Com. v. Milburn

Annotate this Case

488 Pa. 601 (1980)

413 A.2d 388

COMMONWEALTH of Pennsylvania v. Lawrence E. MILBURN, Appellant.

Supreme Court of Pennsylvania.

Submitted December 14, 1979.

Decided April 28, 1980.

*602 Louis Mitchell Paul, Philadelphia, for appellant.

Robert B. Lawler, Chief, Appeals Div., Ann Lebowitz, Asst. Dist. Attys., Philadelphia, for appellee.

Before EAGEN, C.J., and O'BRIEN, ROBERTS, NIX, LARSEN and FLAHERTY, JJ.

OPINION OF THE COURT

O'BRIEN, Justice.

Appellant, Lawrence E. Milburn, was convicted in the Court of Common Pleas of Philadelphia of murder of the third degree and possession of an instrument of crime. He was sentenced to imprisonment for seven to twenty years for murder and two and one-half to five years for possession of an instrument of crime, the sentences to run concurrently. He appeals the judgment of sentence for murder.

The evidence indicates that on August 11, 1976, at approximately 11:30 p.m., appellant and the decedent, John Chancy, engaged in a fist fight in the street. Appellant went into his house and came out several minutes later with a rifle. He said, "I told you I was going to kill you," and fired two shots, one of which struck decedent in the head and killed him.

Appellant claims he had been drinking vodka all day and was intoxicated, rendering the evidence insufficient to a support the verdict. He further contends the court, which sat without a jury, erroneously refused to take the testimony regarding his intoxication into account. He claims that testimony should reduce the degree of guilt to voluntary manslaughter. We do not agree.

*603 Intoxication may prevent an actor from having a specific intent to kill. Commonwealth v. Tarver, 446 Pa. 233, 284 A.2d 759 (1971). However, murder of the third degree does not require specific intent, and voluntary intoxication neither precludes conviction of that offense nor reduces it to voluntary manslaughter. Commonwealth v. Hicks, 483 Pa. 305, 396 A.2d 1183 (1979).

In a related argument, appellant claims he should only have been charged with voluntary manslaughter. He again makes his argument about sufficiency of evidence, which we have rejected. He also contends that he was intoxicated when he made a statement to the police. He advances this as an additional reason for charging him with manslaughter. This point was not raised in post-verdict motions and is, therefore, waived.
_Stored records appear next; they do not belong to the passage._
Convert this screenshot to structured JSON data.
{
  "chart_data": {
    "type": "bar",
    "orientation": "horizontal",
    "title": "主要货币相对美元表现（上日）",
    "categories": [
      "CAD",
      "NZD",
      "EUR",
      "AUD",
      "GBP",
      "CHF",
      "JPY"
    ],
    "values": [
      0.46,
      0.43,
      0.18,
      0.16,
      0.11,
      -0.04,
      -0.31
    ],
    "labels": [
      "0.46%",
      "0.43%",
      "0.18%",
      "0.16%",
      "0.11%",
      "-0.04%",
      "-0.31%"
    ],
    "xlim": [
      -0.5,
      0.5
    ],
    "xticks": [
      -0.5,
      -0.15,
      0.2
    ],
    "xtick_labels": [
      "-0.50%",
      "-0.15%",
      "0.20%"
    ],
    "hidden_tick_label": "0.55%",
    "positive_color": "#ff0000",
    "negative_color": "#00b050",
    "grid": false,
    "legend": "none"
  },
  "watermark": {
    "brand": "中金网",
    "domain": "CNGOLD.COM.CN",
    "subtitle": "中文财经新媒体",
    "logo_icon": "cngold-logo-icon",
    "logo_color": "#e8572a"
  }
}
Appellant also claims the court erred in refusing to admit a psychiatrist's report which he offered to show lack of criminal capacity. The psychiatrist was not present at trial and his absence was unexplained. The report was inadmissible as hearsay without the doctor being present. Jones Appeal, 449 Pa. 543, 297 A.2d 117 (1972). To make the report admissible, it would have been necessary for the psychiatrist to be present to state his qualifications and give testimony subject to cross-examination. Carlisle Appeal, 225 Pa.Super. 181, 310 A.2d 280 (1973).

The judgment of sentence is affirmed.